Seine Schwiegermutter ist auf Kosten der Sozialhilfe in einem Altenheim untergebracht

Bereits in meinem letzten Tätigkeitsbericht hatte ich auf datenschutzrechtliche Defizite beim Umfang der Antragsvordrucke sowie bei der für die Leistungsberechnung eingesetzten Software A2LL hingewiesen.

In einer Entschließung vom 27./28.10.2005 (Anlage 17.7) hat die Konferenz der Datenschutzbeauftragten des Bundes und der Länder noch einmal kritisiert, dass für die Leistungsberechnungssoftware kein klar definiertes Zugriffsberechtigungskonzept umgesetzt ist und dass eine Protokollierung der lesenden Zugriffe nicht erfolgt. Damit sei es über 40000

Mitarbeiterinnen und Mitarbeitern in der BA und den Arbeitsgemeinschaften nach wie vor möglich, voraussetzungslos auf die Daten aller Leistungsempfänger und ­empfängerinnen zuzugreifen, ohne dass eine Kontrolle möglich wäre.

Mittlerweile hat die Bundesagentur für Arbeit ein Berechtigungskonzept vorgelegt, in dem umfassend beschrieben ist, welche Personenkreise auf welche Daten zugreifen dürfen.

Vorgelegt wurde außerdem von der Bundesagentur für Arbeit ein Konzept zur Protokollierung von Suchanfragen in dem System. Dieses Konzept enthält insbesondere Aussagen zur Aufbewahrungsdauer der Protokolldaten und zum Auswerte- bzw. zum Löschungsverfahren.

Es kommt nun darauf an, dass diese Konzepte im System implementiert werden; die Datenschutzbeauftragten werden die Entwicklung beobachten.

Die Antragsvordrucke wurden unter Beteiligung des Bundesbeauftragten und der Landesbeauftragten für Datenschutz umfassend überarbeitet.
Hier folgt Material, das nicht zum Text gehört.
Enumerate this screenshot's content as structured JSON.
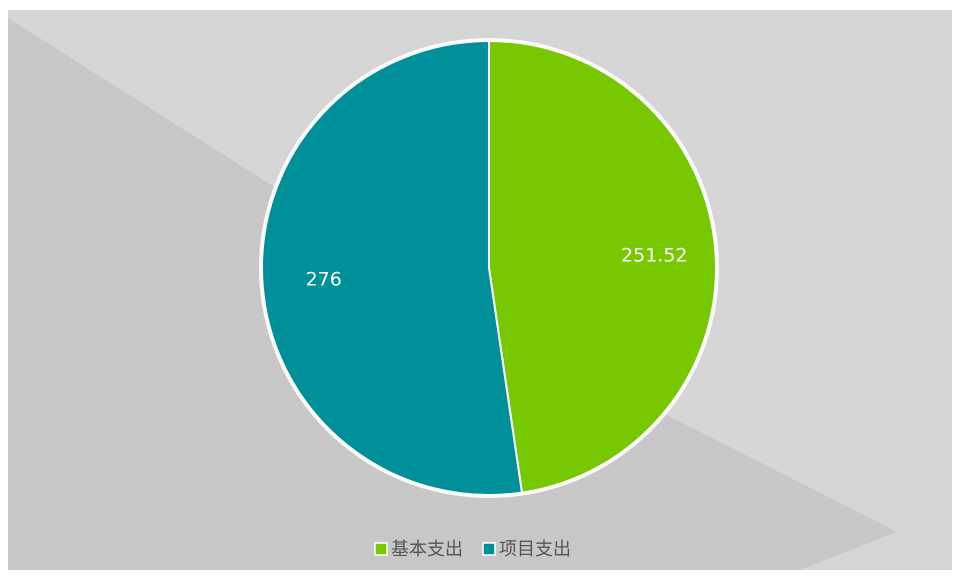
{
  "chart_data": {
    "type": "pie",
    "categories": [
      "基本支出",
      "项目支出"
    ],
    "values": [
      251.52,
      276
    ],
    "colors": [
      "#77c800",
      "#00909a"
    ]
  }
}
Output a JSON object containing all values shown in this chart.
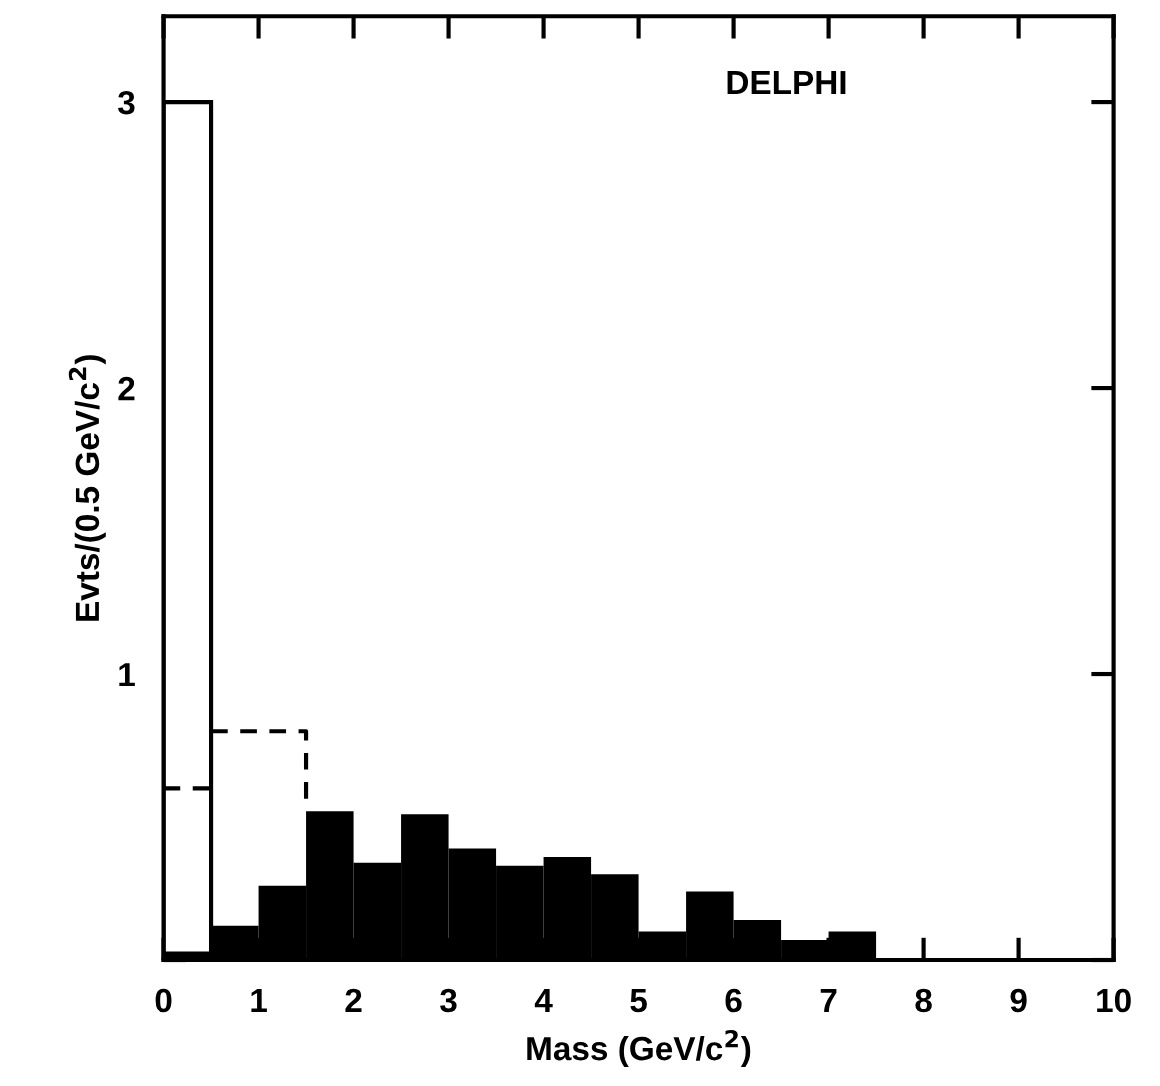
{
  "chart_data": {
    "type": "histogram",
    "title": "DELPHI",
    "xlabel": "Mass (GeV/c$^{2}$)",
    "ylabel": "Evts/(0.5 GeV/c$^{2}$)",
    "bins": [
      0,
      0.5,
      1,
      1.5,
      2,
      2.5,
      3,
      3.5,
      4,
      4.5,
      5,
      5.5,
      6,
      6.5,
      7,
      7.5,
      8,
      8.5,
      9,
      9.5,
      10
    ],
    "series": [
      {
        "color": "#ffffff",
        "values": [
          3.0,
          null,
          null,
          null,
          null,
          null,
          null,
          null,
          null,
          null,
          null,
          null,
          null,
          null,
          null,
          null,
          null,
          null,
          null,
          null
        ]
      },
      {
        "color": "#000000",
        "values": [
          0.03,
          0.12,
          0.26,
          0.52,
          0.34,
          0.51,
          0.39,
          0.33,
          0.36,
          0.3,
          0.1,
          0.24,
          0.14,
          0.07,
          0.1,
          0,
          0,
          0,
          0,
          0
        ]
      },
      {
        "type": "line",
        "color": "#000000",
        "line_style": "dashed",
        "x": [
          0.5,
          1.5,
          1.5
        ],
        "values": [
          0.8,
          0.8,
          0.52
        ]
      },
      {
        "type": "line",
        "color": "#000000",
        "line_style": "dashed",
        "x": [
          0,
          0.5
        ],
        "values": [
          0.6,
          0.6
        ]
      }
    ],
    "xlim": [
      0,
      10
    ],
    "ylim": [
      0,
      3.3
    ],
    "xticks": [
      0,
      1,
      2,
      3,
      4,
      5,
      6,
      7,
      8,
      9,
      10
    ],
    "yticks": [
      {
        "value": 0,
        "label": null
      },
      1,
      2,
      3
    ],
    "grid": false,
    "legend": false
  }
}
Bis auf einige Detailfragen sind die entsprechenden Vordrucke nunmehr im Wesentlichen als datenschutzgerecht zu bezeichnen.

Wenn den Betroffenen zusätzlich die ergänzenden neuen Ausfüllhinweise übergeben werden, wird ihnen ein datenschutzgerechtes Ausfüllen der Unterlagen ermöglicht und damit die Erhebung von nicht erforderlichen Daten vermieden.

Für bundesweites Aufsehen hat es gesorgt, als die Bezieher von Arbeitslosengeld II im Jahre 2005 von einem privaten Callcenter angerufen und nach Sozialdaten im Zusammenhang mit ihrem Antrag auf Arbeitslosengeld II gefragt wurden.

Es stellte sich heraus, dass die Bundesagentur für Arbeit dieses Callcenter beauftragt hatte, einen Abgleich von Daten vorzunehmen, da die vorhandenen Datensätze nicht immer vollständig waren.

Auch wenn im Grundsatz die Beauftragung eines Dritten mit der Erhebung von Daten nicht zu beanstanden ist, so musste an der Art der Durchführung der Befragungsaktion deutliche Kritik geübt werden.

Unverzichtbar wäre eine vorherige schriftliche Information der Betroffenen gewesen. Eine solche Information hätte es den Betroffenen ermöglicht, sich nach reiflicher Überlegung für oder gegen eine Teilnahme zu entscheiden. Denn eine Verpflichtung, sensible Sozialdaten am Telefon zu offenbaren, besteht nicht. Dementsprechend hätte in der Vorabinformation ausdrücklich auf die Freiwilligkeit und die Möglichkeit, sich stattdessen an seine zuständige ARGE zu wenden, hingewiesen werden müssen.

Diese Auffassung haben die Datenschutzbeauftragten des Bundes und der Länder in ihrer Entschließung vom 27./28.10.2005 (Anlage 17.7) bekräftigt und die Verantwortlichen dazu aufgefordert, die Sach- und Rechtslage klarzustellen und bei bereits angekündigten neuen Telefonaktionen eine rechtzeitige Beteiligung der Datenschutzbeauftragten sicherzustellen.

Soweit ersichtlich, wurden die Forderungen bei nachfolgenden Telefonaktionen berücksichtigt.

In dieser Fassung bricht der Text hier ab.